Il bracconaggio degli elefanti in Tanzania ha raggiunto livelli così allarmanti che questi animali simbolo potrebbero sparire dal paese in soli sette anni. A dirlo è uno studio della Nazioni Unite e, in questo caso, non si tratta solo di un problema ambientale e naturalistico. Per la Tanzania, meta turistica importante in particolare per i parchi e gli animali, la scomparsa degli elefanti, o la loro drastica riduzione, è un problema economico gravissimo. In Tanzania, secondo questo studio, vengono uccisi ogni giorno circa trenta elefanti.
Secondo gli esperti del paese africano a questo ritmo l’elefante in Tanzania sarà un animale “estinto” entro il 2020. A compiere lo scempio e l’attentato alla economia del paese è la complessa rete del bracconaggio all’interno e all’esterno del paese che controlla un fiorente traffico illegale che, di fatto, sottrae alla Tanzania una risorsa cruciale.
A dimostrazione di quanto la Tanzania sia colpita da questo traffico c’è il fatto che l’anno scorso le autorità avevano lanciato una controversa campagna di lotta al bracconaggio, autorizzando i guardiani dei parchi nazionali a “sparare per uccidere” i bracconieri pur di difendere gli elefanti. Il numero degli animali uccisi era diminuito drasticamente ma l’operazione è stata sospesa per via delle accuse di abusi da parte delle guardie contro la popolazione.

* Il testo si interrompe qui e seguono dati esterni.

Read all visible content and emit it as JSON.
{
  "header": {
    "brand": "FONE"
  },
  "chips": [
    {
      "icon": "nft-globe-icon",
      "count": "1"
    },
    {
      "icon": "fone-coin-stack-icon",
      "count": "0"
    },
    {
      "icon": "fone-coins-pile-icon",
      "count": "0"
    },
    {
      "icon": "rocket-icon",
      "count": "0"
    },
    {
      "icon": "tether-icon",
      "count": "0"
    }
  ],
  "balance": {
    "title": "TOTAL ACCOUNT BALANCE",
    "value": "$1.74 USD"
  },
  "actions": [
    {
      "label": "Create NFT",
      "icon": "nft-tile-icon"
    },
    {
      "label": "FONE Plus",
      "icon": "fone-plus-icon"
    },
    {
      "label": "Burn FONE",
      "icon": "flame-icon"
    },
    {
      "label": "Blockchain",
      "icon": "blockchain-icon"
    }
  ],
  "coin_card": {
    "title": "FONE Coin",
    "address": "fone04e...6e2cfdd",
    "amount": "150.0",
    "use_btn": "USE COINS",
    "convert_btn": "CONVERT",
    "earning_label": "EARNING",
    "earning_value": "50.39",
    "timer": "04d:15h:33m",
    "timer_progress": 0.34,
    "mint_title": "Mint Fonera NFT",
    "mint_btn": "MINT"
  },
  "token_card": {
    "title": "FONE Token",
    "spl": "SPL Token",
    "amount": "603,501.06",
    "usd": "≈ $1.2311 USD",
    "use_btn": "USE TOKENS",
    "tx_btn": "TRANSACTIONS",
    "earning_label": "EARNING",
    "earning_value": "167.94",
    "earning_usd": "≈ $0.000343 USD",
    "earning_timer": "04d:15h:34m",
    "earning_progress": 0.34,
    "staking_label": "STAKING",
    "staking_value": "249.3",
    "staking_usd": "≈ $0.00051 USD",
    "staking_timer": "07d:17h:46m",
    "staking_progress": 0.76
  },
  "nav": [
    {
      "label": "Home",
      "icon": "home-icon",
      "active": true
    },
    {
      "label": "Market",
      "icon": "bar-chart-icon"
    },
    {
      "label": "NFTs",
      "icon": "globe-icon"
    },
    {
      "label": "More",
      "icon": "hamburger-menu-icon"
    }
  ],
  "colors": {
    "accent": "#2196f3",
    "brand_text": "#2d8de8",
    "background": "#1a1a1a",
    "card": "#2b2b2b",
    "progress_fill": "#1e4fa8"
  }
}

La caccia illegale degli elefanti (e dei rinoceronti) è alimentata dalla forte domanda di zanne e avorio in Asia e Medio Oriente. Si dice sempre, di questi tempi, che le economie emergenti sono una chance per l’economia e il commercio con l’Africa. In questo caso sono un danno, grave. E’ come se improvvisamente la pietra con la quale è edificato il Duomo di Milano o il Colosseo di Roma diventasse preziosa. E il nostro miglior partner commerciale ed economico la volesse comprare.